A: An employer matched retirement plan is usually a 401(k) or sometimes a 403(b) if you work in non-profit or a SEP (simplified employee retirement plan) IRA if you work at a smaller company. As it implies in the name, your employer provides the retirement account option, and for a percentage or amount you contribute from your paycheck, your employer matches it.
Q: Why should you contribute to an employer matched retirement plan?
A: It is literally FREE money! For example, if your employer will match up to 3% of your contributions, if you put in 3%, your employer will match that 3% and now you have 6% of your pay check amount in your retirement account! There are different structures, and you have to get the details from your employer but a 3% match is fairly common.

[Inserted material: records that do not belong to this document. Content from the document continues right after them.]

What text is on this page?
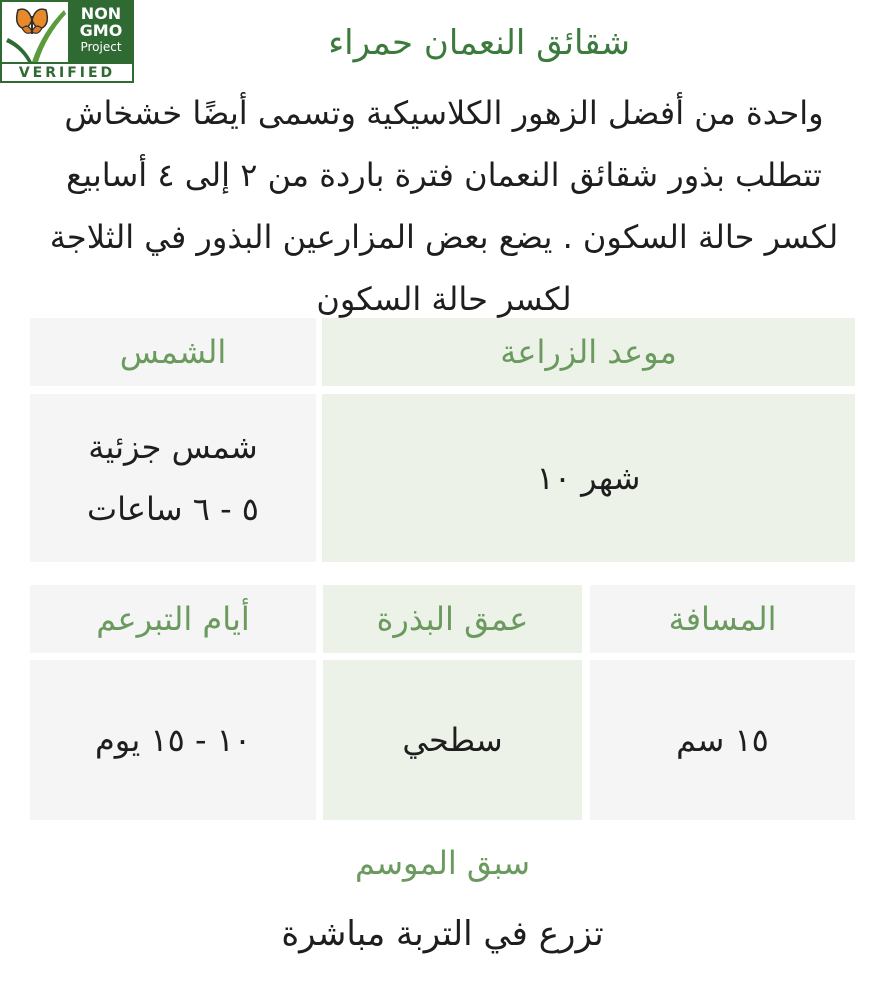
NON
GMO
Project
VERIFIED
شقائق النعمان حمراء
واحدة من أفضل الزهور الكلاسيكية وتسمى أيضًا خشخاش
تتطلب بذور شقائق النعمان فترة باردة من ٢ إلى ٤ أسابيع
لكسر حالة السكون . يضع بعض المزارعين البذور في الثلاجة
لكسر حالة السكون
موعد الزراعة
الشمس
شهر ١٠
شمس جزئية
٥ - ٦ ساعات
المسافة
عمق البذرة
أيام التبرعم
١٥ سم
سطحي
١٠ - ١٥ يوم
سبق الموسم
تزرع في التربة مباشرة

Q: What if I contribute a different amount than the match amount?
A: I highly recommend you don’t contribute less than the match amount, if you contribute less, you are leaving money on the table. If you want to contribute more, that’s great! Usually 3% is the cap at which your employer will match, so if you want to put away 10%, your employer will still match 3% and you’ll have 13% going towards your account.

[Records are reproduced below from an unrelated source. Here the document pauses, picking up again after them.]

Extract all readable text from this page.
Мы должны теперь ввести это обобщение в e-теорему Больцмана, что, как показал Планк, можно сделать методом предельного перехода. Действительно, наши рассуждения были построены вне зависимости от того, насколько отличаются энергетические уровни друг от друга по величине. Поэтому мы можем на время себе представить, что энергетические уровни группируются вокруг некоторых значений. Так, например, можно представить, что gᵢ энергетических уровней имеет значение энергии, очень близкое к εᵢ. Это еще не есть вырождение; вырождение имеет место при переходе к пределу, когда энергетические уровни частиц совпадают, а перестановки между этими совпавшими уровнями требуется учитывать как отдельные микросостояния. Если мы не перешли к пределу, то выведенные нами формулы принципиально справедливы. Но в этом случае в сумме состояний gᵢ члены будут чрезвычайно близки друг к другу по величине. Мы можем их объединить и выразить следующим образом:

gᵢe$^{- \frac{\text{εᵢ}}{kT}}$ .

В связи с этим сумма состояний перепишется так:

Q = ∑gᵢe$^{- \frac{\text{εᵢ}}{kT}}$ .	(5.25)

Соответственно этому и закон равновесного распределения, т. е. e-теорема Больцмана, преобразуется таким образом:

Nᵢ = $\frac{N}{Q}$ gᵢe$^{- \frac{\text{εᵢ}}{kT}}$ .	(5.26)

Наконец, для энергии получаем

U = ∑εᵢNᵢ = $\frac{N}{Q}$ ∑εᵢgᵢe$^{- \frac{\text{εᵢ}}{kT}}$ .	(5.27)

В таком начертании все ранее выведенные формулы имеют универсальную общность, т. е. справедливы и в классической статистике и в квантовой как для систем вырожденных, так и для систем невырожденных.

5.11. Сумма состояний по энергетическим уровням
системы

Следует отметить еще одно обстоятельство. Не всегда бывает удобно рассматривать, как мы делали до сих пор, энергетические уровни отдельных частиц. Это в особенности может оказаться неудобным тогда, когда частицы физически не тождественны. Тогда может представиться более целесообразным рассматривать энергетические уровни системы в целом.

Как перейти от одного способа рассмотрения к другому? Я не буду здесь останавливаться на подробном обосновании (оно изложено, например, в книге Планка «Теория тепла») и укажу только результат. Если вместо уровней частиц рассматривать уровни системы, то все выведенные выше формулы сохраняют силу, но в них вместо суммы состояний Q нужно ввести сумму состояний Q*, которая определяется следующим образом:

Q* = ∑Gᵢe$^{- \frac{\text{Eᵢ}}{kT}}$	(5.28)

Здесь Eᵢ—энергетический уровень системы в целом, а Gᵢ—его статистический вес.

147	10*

Q: What if I am trying to pay off debt or save aggressively?
A: If you have high interest debt, I suggest you still contribute your employer match amount-again, you don’t want to leave money on the table! – but above that amount, you put towards paying down high interest debt. Other scenarios where you’d want to contribute the minimum-if you are saving aggressively for something like a home down payment, or you have too high of living expenses to contribute more (in that case, you should take a look at your budget).
Q: How much can I contribute to my employer matched retirement plan?
A: This answer varies from year to year, but for 2017 it is capped at $18,000, with those over age 50 getting a “catch-up” adjustment of an extra $6,000.
Q: What is “vesting”?
A: Vesting or vesting schedule is how much ownership you have over the shares of the employer matched contribution. It is usually based on number of years of employment. It is possible to lose the employer-matched part of your contributions if you leave the company (voluntarily or involuntarily) before they are fully vested.
You never lose the contributions you make.